One of the founders of positive psychology, Dr. Martin Seligman has a new book that released April, 2011. Flourish: A New Theory of Positive Psychology.
I haven’t finished reading it yet, but I thought I’d pass on some preliminary summary excerpts. Surprisingly, a while after I had titled my book flourish, the cover was done and already posted on Amazon, I noticed that Dr. Seligman’s new book title was also going to be Flourish. If you have read my book flourish, you know that I take a faith-based flourishing approach, referencing spiritual formation as well as new discoveries in brain science and positive psychology.
Happiness Isn’t Enough
To keep you updated, here are some highlights regarding the burgeoning growth and outcomes of research and theory in this new release.
- A new positive psychology has developed a new well-being theory. When Dr. Seligman began his work in Positive Psychology and wrote Authentic Happiness, his original view was closest to Aristotle’s. That everything we do is to make us happy. However, this didn’t completely capture Dr. Seligman’s original intentions.
Thales thought that everything was water.
Aristotle thought that all human action was to achieve happiness.
Nietzsche thought that all human action was to get power.
Freud thought that all human action was to avoid anxiety.
These were all mistakes of monism – in which all human motives come down to just one. The new theory of well- being has several contributing elements that are not monism.
- Positive Psychology is no longer just about happiness or the quest for increasing life satisfaction. After years of research, Seligman has now developed a well-being theory and the gold standard of measuring well-being is flourishing.
- The goal of positive psychology is to increase well-being and human flourishing which has five basic fundamental elements – PERMA. Positive emotion. Engagement. Relationships. Meaning. Accomplishment.
- The new theory of well-being states that to flourish in well-being we need and want more than (P) positive emotion alone: we want more (E) engagement in our work, friendships, and love; we want better human (R) relationships; we want more (M) meaning and purpose in life; we want to be moving towards our goals – (A) achievement.
It’s about Other People
I was particularly taken by the new emphasis on relationships and this story in chapter one.
“Near the Portuguese island of Madeira, there lies a small island shaped like an enormous cylinder. At the top is a several-acre plateau on which are grown the most prized grapes that go into Madeira wine. On this plateau lives only one large animal: an ox whose job is to plow the field. There is only one way up to the top, a winding and narrow path. How in the world does a new ox get up there when the old ox dies? A baby ox is carried on the back of a worker up the mountain, where it spends the next forty years plowing the field alone. If you are moved by this story, ask yourself why.”
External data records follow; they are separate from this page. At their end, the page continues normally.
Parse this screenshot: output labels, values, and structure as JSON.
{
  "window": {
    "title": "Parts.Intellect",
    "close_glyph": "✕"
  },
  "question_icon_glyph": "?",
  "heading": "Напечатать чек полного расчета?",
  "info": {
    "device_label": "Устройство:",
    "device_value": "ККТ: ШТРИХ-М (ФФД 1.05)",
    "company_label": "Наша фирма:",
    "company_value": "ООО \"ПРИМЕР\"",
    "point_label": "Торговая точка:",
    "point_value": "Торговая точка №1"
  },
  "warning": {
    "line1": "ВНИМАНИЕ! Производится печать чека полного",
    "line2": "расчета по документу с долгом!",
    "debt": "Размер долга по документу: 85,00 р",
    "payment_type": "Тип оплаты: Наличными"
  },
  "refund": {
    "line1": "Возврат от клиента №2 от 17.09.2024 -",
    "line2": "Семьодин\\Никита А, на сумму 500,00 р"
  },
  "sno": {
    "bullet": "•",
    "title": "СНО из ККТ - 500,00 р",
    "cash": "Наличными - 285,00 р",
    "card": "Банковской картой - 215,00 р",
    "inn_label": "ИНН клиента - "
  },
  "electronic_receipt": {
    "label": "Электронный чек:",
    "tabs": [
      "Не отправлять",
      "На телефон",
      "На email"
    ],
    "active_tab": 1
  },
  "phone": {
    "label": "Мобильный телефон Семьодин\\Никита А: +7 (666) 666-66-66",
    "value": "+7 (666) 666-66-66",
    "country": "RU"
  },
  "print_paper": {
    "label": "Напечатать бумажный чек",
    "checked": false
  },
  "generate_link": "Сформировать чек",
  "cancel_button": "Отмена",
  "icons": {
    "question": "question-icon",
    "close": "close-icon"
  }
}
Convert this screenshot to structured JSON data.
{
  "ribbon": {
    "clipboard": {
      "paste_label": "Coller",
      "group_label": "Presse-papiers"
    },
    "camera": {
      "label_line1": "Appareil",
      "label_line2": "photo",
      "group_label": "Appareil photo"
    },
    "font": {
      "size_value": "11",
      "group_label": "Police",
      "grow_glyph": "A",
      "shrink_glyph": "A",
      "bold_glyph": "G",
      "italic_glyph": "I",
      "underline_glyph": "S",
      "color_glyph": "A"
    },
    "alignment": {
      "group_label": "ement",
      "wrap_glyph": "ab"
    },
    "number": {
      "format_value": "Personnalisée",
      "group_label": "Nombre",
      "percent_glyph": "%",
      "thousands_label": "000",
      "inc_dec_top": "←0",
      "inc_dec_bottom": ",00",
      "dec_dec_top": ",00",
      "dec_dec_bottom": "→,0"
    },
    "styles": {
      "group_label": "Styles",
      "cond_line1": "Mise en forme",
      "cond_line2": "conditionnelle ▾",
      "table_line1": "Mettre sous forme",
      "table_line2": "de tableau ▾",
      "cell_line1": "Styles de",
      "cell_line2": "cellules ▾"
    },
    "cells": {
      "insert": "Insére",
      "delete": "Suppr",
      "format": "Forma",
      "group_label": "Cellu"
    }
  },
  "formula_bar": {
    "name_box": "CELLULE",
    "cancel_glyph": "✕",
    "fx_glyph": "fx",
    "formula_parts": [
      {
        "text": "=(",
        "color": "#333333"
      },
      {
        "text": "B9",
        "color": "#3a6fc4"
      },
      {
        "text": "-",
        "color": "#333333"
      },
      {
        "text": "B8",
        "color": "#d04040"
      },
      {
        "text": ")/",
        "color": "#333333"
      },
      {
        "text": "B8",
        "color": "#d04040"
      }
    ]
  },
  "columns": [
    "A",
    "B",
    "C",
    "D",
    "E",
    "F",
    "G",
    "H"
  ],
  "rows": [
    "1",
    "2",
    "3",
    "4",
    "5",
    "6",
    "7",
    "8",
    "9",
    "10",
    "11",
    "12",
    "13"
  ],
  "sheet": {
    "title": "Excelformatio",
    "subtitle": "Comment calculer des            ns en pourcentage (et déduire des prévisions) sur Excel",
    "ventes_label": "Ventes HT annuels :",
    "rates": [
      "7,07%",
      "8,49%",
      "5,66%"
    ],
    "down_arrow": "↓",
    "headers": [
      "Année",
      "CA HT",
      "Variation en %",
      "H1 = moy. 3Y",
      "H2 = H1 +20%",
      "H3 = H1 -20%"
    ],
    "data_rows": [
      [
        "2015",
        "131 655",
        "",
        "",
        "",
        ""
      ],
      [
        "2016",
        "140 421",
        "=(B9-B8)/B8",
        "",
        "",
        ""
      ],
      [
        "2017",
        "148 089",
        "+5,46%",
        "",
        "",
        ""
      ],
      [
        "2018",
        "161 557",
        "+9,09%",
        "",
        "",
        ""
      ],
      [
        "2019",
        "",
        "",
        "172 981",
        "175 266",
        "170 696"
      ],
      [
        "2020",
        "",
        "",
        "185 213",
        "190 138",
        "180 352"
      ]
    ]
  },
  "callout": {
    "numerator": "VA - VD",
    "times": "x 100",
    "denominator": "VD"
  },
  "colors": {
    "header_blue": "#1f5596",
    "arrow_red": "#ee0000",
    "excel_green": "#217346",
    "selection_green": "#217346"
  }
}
Very little that is positive is solitary. Most of our most joyful, meaningful experiences are around other people. One of the founders of positive psychology, Christopher Peterson says that positive psychology is ultimately about ‘other people’. In a previous blog I quoted an old South African saying: “A person becomes a person through other persons”. We flourish in the presence of God and one another. Other people are the best antidotes to the downs of life and the single most reliable up. Studies of the big emotional brain and other studies are persuasive that being connected in positive relationships is a basic element of well-being. Although we instinctively know this is true, I think this is a great verifying contribution to the science of well-being and human flourishing.
Question: What is your response to the new science of human flourishing and the importance of ‘other people’?